Quand la rupture conventionnelle n’est pas la bonne solution

La rupture conventionnelle n’est pas adaptée à toutes les situations. Un salarié en arrêt maladie peut théoriquement signer une convention de rupture, mais la jurisprudence est attentive aux pressions exercées dans ce contexte. Le Conseil des Prud’hommes peut annuler une rupture conventionnelle si le consentement du salarié a été vicié.

Les salariés protégés — délégués syndicaux, membres du CSE, représentants du personnel — relèvent d’une procédure spécifique. Leur rupture conventionnelle doit être autorisée par l’inspecteur du travail, et non simplement homologuée. Confondre les deux procédures expose l’employeur à des sanctions lourdes.
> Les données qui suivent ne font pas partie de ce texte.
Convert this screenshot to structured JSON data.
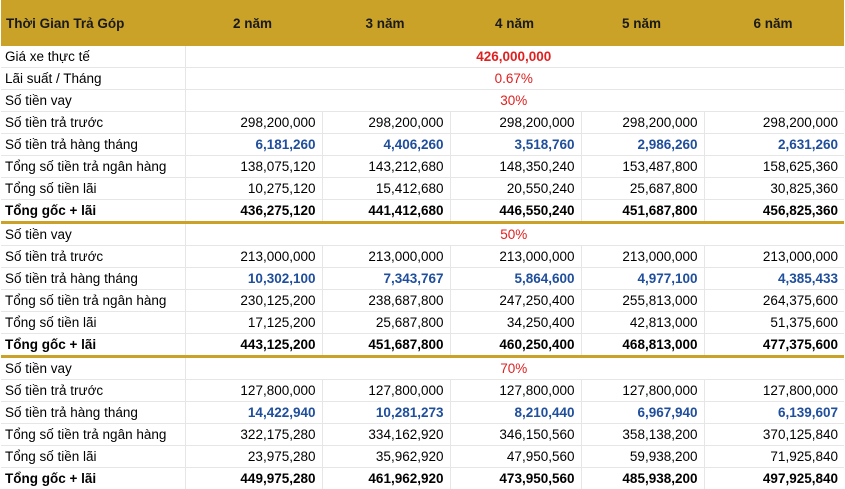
{
  "header": {
    "title": "Thời Gian Trả Góp",
    "years": [
      "2 năm",
      "3 năm",
      "4 năm",
      "5 năm",
      "6 năm"
    ]
  },
  "info": {
    "price_label": "Giá xe thực tế",
    "price_value": "426,000,000",
    "rate_label": "Lãi suất / Tháng",
    "rate_value": "0.67%"
  },
  "labels": {
    "loan": "Số tiền vay",
    "prepaid": "Số tiền trả trước",
    "monthly": "Số tiền trả hàng tháng",
    "bank_total": "Tổng số tiền trả ngân hàng",
    "interest": "Tổng số tiền lãi",
    "grand_total": "Tổng gốc + lãi"
  },
  "sections": [
    {
      "loan_pct": "30%",
      "prepaid": [
        "298,200,000",
        "298,200,000",
        "298,200,000",
        "298,200,000",
        "298,200,000"
      ],
      "monthly": [
        "6,181,260",
        "4,406,260",
        "3,518,760",
        "2,986,260",
        "2,631,260"
      ],
      "bank_total": [
        "138,075,120",
        "143,212,680",
        "148,350,240",
        "153,487,800",
        "158,625,360"
      ],
      "interest": [
        "10,275,120",
        "15,412,680",
        "20,550,240",
        "25,687,800",
        "30,825,360"
      ],
      "grand_total": [
        "436,275,120",
        "441,412,680",
        "446,550,240",
        "451,687,800",
        "456,825,360"
      ]
    },
    {
      "loan_pct": "50%",
      "prepaid": [
        "213,000,000",
        "213,000,000",
        "213,000,000",
        "213,000,000",
        "213,000,000"
      ],
      "monthly": [
        "10,302,100",
        "7,343,767",
        "5,864,600",
        "4,977,100",
        "4,385,433"
      ],
      "bank_total": [
        "230,125,200",
        "238,687,800",
        "247,250,400",
        "255,813,000",
        "264,375,600"
      ],
      "interest": [
        "17,125,200",
        "25,687,800",
        "34,250,400",
        "42,813,000",
        "51,375,600"
      ],
      "grand_total": [
        "443,125,200",
        "451,687,800",
        "460,250,400",
        "468,813,000",
        "477,375,600"
      ]
    },
    {
      "loan_pct": "70%",
      "prepaid": [
        "127,800,000",
        "127,800,000",
        "127,800,000",
        "127,800,000",
        "127,800,000"
      ],
      "monthly": [
        "14,422,940",
        "10,281,273",
        "8,210,440",
        "6,967,940",
        "6,139,607"
      ],
      "bank_total": [
        "322,175,280",
        "334,162,920",
        "346,150,560",
        "358,138,200",
        "370,125,840"
      ],
      "interest": [
        "23,975,280",
        "35,962,920",
        "47,950,560",
        "59,938,200",
        "71,925,840"
      ],
      "grand_total": [
        "449,975,280",
        "461,962,920",
        "473,950,560",
        "485,938,200",
        "497,925,840"
      ]
    }
  ],
  "colors": {
    "header_bg": "#c9a227",
    "highlight_red": "#e02020",
    "monthly_blue": "#1f4e9c"
  }
}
Une rupture conventionnelle signée sous contrainte ou dans un contexte de harcèlement peut être requalifiée en licenciement sans cause réelle et sérieuse. Dans ce cas, les indemnités dues sont bien supérieures. La frontière entre négociation et pression est parfois ténue — c’est pourquoi le recours à un avocat spécialisé en droit du travail reste la meilleure garantie pour les deux parties.

Enfin, certains employeurs proposent la rupture conventionnelle pour éviter un licenciement économique. Cette pratique est légale, mais le salarié doit savoir qu’un plan de sauvegarde de l’emploi aurait pu lui ouvrir des droits supplémentaires. Comparer les options avant de signer est une démarche de bon sens, pas une méfiance excessive.